I have an app which generates data including the funky characters ASCII 128 to 255. Eventually it should show them in a multi-line edit control

Look at the output in DOS EDIT, it's fine

Look at the output in Notepad, and certain of the funky characters magically disappear (most don't but enough to wreck the output)

I haven't yet test on a multi-line edit control, but as notepad is basically a window with save round one of these controls, I'm worried (and expect) to see the same behavior

Is there some rule in Windows about chars 128 to 255, which ones get lost and when?

If so, where?

S. Tanna
Saturday, January 31, 2004

Scratch this question

Turns out there is a wierd bug in Notepad, but even this can be worked round

I had gone into Panic mode, on the fear, that my user interface design was about to need to be redesigned.

S. Tanna
Saturday, January 31, 2004

You definitely use Unicode and 16bit character representation so why worry about 128-255 range? :)

Saturday, January 31, 2004

I need to run on Win95 and up

The output is itself 8-bit data, as it's final destination ain't in Windows.

S. Tanna
Saturday, January 31, 2004

You're out of luck. Code positions 128-255 are _not_ ASCII characters. The ASCII standard is a 7-bit standard that only goes up to 127.

Windows has a gazillion different code pages that each give different meaning to the upper 128 characters, and outside of Windows there are another gazillion different standards.

Portability for non-Unicode 8-bit characters does not exist.

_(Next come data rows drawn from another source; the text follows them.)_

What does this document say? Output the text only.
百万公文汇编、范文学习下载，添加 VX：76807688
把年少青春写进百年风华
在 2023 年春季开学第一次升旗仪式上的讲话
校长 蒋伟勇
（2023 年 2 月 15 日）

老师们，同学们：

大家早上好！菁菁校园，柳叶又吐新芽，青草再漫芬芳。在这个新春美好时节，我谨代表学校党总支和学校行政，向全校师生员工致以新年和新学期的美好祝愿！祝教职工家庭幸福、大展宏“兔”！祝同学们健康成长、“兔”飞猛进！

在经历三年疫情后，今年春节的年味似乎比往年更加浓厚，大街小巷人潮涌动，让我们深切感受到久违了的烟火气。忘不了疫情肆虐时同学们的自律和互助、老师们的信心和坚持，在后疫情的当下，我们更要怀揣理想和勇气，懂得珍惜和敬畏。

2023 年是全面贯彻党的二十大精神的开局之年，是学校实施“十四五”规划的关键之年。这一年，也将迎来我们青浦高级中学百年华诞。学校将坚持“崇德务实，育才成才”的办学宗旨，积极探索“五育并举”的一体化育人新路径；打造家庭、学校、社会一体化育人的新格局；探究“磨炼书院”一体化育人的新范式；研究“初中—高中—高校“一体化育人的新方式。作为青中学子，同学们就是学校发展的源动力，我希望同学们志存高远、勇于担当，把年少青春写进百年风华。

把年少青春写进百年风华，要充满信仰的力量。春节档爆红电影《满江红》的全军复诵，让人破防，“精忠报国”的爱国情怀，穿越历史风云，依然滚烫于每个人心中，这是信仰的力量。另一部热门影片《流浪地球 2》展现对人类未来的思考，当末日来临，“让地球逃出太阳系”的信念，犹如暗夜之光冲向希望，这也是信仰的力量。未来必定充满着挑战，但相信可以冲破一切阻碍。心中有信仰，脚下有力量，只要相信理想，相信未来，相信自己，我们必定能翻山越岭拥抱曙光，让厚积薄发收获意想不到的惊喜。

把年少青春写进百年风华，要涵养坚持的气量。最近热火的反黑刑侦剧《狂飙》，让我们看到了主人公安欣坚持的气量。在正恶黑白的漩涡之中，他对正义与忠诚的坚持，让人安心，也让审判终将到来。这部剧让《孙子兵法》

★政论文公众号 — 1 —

You'll have to identify one code page that works for all your target machines, and stick with that. Very likely you'll be able to use only a subset of the 128-255 range, though.

Chris Nahr
Saturday, January 31, 2004

Notepad is the wrong particular hammer in this case.

Simon Lucy
Saturday, January 31, 2004

Oddly enough, I don't care what these characters look like, at all.

They merely have to appear as something in a multi-line edit control, and be preserved through a clipboard copy and paste.

They seem to be, even in Notepad. Like I said the problem is solved.

What had me confused for a brief moment, was how Notepad handles a sequence of CR LF CR  (i.e. extra CR).  There is definitely some wierdness in there which can run thru to alter other parts of the text, like these characters.

S. Tanna
Saturday, January 31, 2004

I would not be surprised if this characters could turn into garbage during copy/paste if some of them are not supported in default code page.

The answer actually depends on what are you trying to achieve - if you know what encodings are deafult for your clients then no need to worry. Otherwise verifying that any character from 128-255 makes sence in all (including DBCS) encoding will be fun.

Sunday, February 1, 2004

DOS Edit uses OEM codepage. Notepad uses Windows code page.

These are simply 2 different codepages.

Use OemToChar() and CharToOem() to convert from one to the other.